THE future of the Scottish Fire and Rescue Service was celebrated today after a landmark 101 firefighters were welcomed to the frontline.

The elite recruits were cheered on by 400 friends and family members during a momentous ceremony at the SFRS HQ in Cambuslang.

Visitors were also treated to a series of tactical displays before applauding the trainees as they received their graduation scrolls.

The event ended a gruelling 14-week training regime that equipped the new wholetime firefighters with skills needed to protect Scotland from fires, car crashes, severe weather and terrorism.

Chief Officer Alasdair Hay warmly welcomed the future heroes to the single service.

He said: “This is a proud day for the SFRS and for the nation.

“Through their determination, passion and sheer grit these recruits have proved to us, the public and their loved ones that they are the very best Scotland has to offer.

“This is a new horizon for these 101 incredible individuals who have been moulded into brave and committed rescue specialists and will now go on to save lives.

“When I started my career around 30 years ago the focus was on putting out fires but modern risks mean we must broaden our skills and train for the unthinkable, to also overcome severe weather, terrorism and save cardiac arrest victims.

“Congratulations to each and every one graduating today – I was proud to welcome them as trainees and I am now honoured to lead them as firefighters as they go forward and play their part in ensuring the safety of the people of Scotland.”

Minister for Community Safety & Legal Affairs Annabelle Ewing added: “I would like to welcome the new recruits and congratulate them on embarking on what will be a rewarding career in a service committed to keeping people in Scotland safe.

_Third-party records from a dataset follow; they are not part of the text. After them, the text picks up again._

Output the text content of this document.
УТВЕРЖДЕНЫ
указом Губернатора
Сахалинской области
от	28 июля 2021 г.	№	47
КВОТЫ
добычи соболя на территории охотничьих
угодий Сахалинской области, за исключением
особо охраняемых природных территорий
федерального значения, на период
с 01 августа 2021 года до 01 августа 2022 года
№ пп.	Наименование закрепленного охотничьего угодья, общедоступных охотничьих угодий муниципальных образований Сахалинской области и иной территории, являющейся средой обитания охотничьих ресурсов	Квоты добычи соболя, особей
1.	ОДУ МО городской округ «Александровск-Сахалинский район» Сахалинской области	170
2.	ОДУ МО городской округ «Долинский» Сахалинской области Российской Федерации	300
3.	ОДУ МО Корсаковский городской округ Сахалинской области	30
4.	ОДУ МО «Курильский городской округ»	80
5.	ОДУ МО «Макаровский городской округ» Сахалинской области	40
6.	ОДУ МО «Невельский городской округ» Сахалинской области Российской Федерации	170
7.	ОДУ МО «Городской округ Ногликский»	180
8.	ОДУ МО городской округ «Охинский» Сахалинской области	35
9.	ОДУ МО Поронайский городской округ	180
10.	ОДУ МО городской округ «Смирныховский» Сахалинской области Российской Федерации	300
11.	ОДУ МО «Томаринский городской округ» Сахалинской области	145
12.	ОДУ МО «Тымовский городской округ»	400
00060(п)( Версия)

“They are entering a service at this exciting time as it adapts to meet modern risks and support the needs of our communities in the 21st Century.

“Having one national service allows SFRS to target resources where they are most needed and these firefighters will play an absolutely vital role in protecting the people of Scotland.

“They will also help in SFRS’ vital prevention role by sharing safety practices and engaging with local communities.”

The 101 trainees were unveiled in January this year after being hand-selected from more than 5,300 applications.

They were then split into three squads to learn vital life-saving skills at three different training facilities – Cambuslang in Glasgow, Portlethen in Aberdeenshire and Thornton in Fife.

During the three-month programme they got to grips with ladders, hoses, water and rope rescues, and tackling burning buildings.

But they also nailed down crucial fire prevention skills such as home fire safety visits – a proactive community engagement tactic that has dramatically slashed house fire callouts and saved lives.

After graduating, new firefighter Rhonda Jones, 37, looked back over her training and life before the SFRS.

The ex-Scotland footballer from Bonnyrigg, Midlothian said: “I have always been physically fit but the SFRS has tapped into a deeper mental strength to turn me into a firefighter.

“The last 14-weeks have been intense, demanding and exhausting and it’s something we can all be proud of.

“It’s a great privilege to now be able to pull on my kit and uniform as an SFRS firefighter – and I’d just like to say thanks to my family and friends who supported me in making this dream a reality.”